The application ``Samba_CIFS`` has been identified. The traffic to the
fileserver is mirrored to one of the listening interfaces of the
probe. Where to start: a global view of the application performance!

**1st example**

.. gofigure:: img/screenshots/spv/version_unk/100002010000033E000003431F334305.png

   Peak in Server Response Time: application performance

Display the Application Dashboard for a relevant period of time. We
can easily observe a peak in ``SRT`` from ``6`` to ``18:15``. From the
breakdown by zone, we can easily conclude that only one zone has been
impacted.

.. gofigure:: img/screenshots/spv/version_unk/100002010000040500000348BB8F0C75.png

   Peak in server response time: Application EURT

By clicking on that zone, we can see this client zone's application
dashboard:

From this, you can conclude that only one client (= user) was
impacted. This issue was definitely due to a slow response of the
server; it may be due to an application issue or a request which is
specifically hard to respond to.

**2nd example**

.. gofigure:: img/screenshots/spv/version_unk/10000201000003A2000003D5A8855291.png

   Peak in server response time: Application dashboard

Inspect the Application Dashboard for a relevant period in the past
(48 hours for example).

This dashboard shows in the upper part the evolution of the End User
Response Time ``(EURT)`` through time for this fileserver.

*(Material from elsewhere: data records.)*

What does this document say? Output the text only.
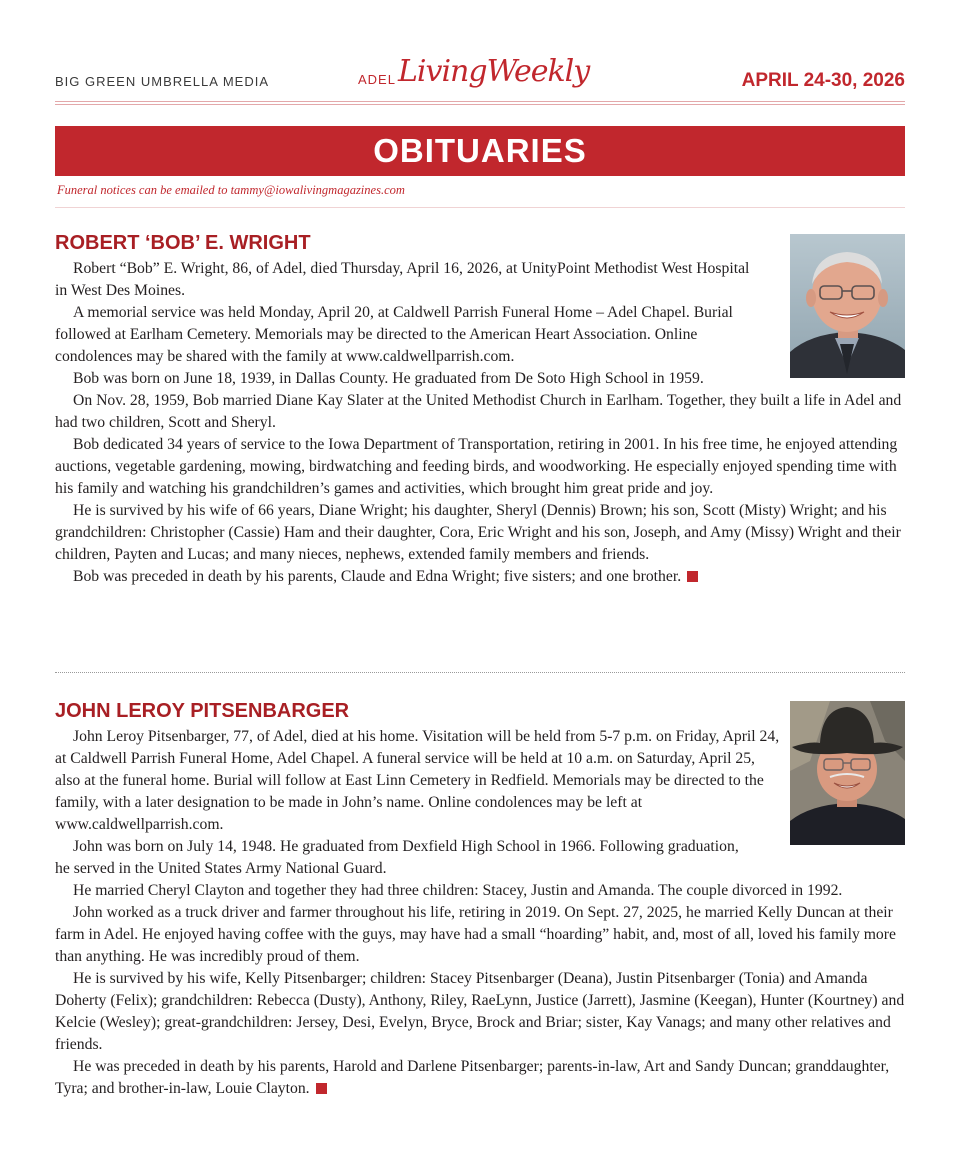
BIG GREEN UMBRELLA MEDIA	ADEL LivingWeekly	APRIL 24-30, 2026
OBITUARIES
Funeral notices can be emailed to tammy@iowalivingmagazines.com
ROBERT ‘BOB’ E. WRIGHT

Robert “Bob” E. Wright, 86, of Adel, died Thursday, April 16, 2026, at UnityPoint Methodist West Hospital in West Des Moines.

A memorial service was held Monday, April 20, at Caldwell Parrish Funeral Home – Adel Chapel. Burial followed at Earlham Cemetery. Memorials may be directed to the American Heart Association. Online condolences may be shared with the family at www.caldwellparrish.com.

Bob was born on June 18, 1939, in Dallas County. He graduated from De Soto High School in 1959.

On Nov. 28, 1959, Bob married Diane Kay Slater at the United Methodist Church in Earlham. Together, they built a life in Adel and had two children, Scott and Sheryl.

Bob dedicated 34 years of service to the Iowa Department of Transportation, retiring in 2001. In his free time, he enjoyed attending auctions, vegetable gardening, mowing, birdwatching and feeding birds, and woodworking. He especially enjoyed spending time with his family and watching his grandchildren’s games and activities, which brought him great pride and joy.

He is survived by his wife of 66 years, Diane Wright; his daughter, Sheryl (Dennis) Brown; his son, Scott (Misty) Wright; and his grandchildren: Christopher (Cassie) Ham and their daughter, Cora, Eric Wright and his son, Joseph, and Amy (Missy) Wright and their children, Payten and Lucas; and many nieces, nephews, extended family members and friends.

Bob was preceded in death by his parents, Claude and Edna Wright; five sisters; and one brother.

JOHN LEROY PITSENBARGER

John Leroy Pitsenbarger, 77, of Adel, died at his home. Visitation will be held from 5-7 p.m. on Friday, April 24, at Caldwell Parrish Funeral Home, Adel Chapel. A funeral service will be held at 10 a.m. on Saturday, April 25, also at the funeral home. Burial will follow at East Linn Cemetery in Redfield. Memorials may be directed to the family, with a later designation to be made in John’s name. Online condolences may be left at www.caldwellparrish.com.

John was born on July 14, 1948. He graduated from Dexfield High School in 1966. Following graduation, he served in the United States Army National Guard.

He married Cheryl Clayton and together they had three children: Stacey, Justin and Amanda. The couple divorced in 1992.

John worked as a truck driver and farmer throughout his life, retiring in 2019. On Sept. 27, 2025, he married Kelly Duncan at their farm in Adel. He enjoyed having coffee with the guys, may have had a small “hoarding” habit, and, most of all, loved his family more than anything. He was incredibly proud of them.

He is survived by his wife, Kelly Pitsenbarger; children: Stacey Pitsenbarger (Deana), Justin Pitsenbarger (Tonia) and Amanda Doherty (Felix); grandchildren: Rebecca (Dusty), Anthony, Riley, RaeLynn, Justice (Jarrett), Jasmine (Keegan), Hunter (Kourtney) and Kelcie (Wesley); great-grandchildren: Jersey, Desi, Evelyn, Bryce, Brock and Briar; sister, Kay Vanags; and many other relatives and friends.

He was preceded in death by his parents, Harold and Darlene Pitsenbarger; parents-in-law, Art and Sandy Duncan; granddaughter, Tyra; and brother-in-law, Louie Clayton.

- We can easily observe that the quality of experience of users
  accessing this application got much worse yesterday afternoon.
- We can easily identify that this was due to a degradation of ``RTT``
  (Round Trip Time - indicator of network latency) and not to the
  Server Response Time ``(SRT)`` or the Data Transfer Time ``(DTT)``.

From this graph, we can conclude that the server and the application
are likely not related to the slowdown. By looking at the two bar
charts which show the breakdown by server and by client zone,
respectively, we can draw the following conclusions:

- This application is distributed by one server only
  ``(192.168.20.9)``.
- The ``EURT`` vary in large proportion between client zones, mainly
  because of ``RTT``.
- `VLAN_Sales` has a much worse access to the application than
  `VLAN_R&D`, mainly because of the network latency.

To confirm our first conclusions, click on the peak of ``EURT`` in
the upper graph. We can narrow our observation period to understand
better what happened at that point of time.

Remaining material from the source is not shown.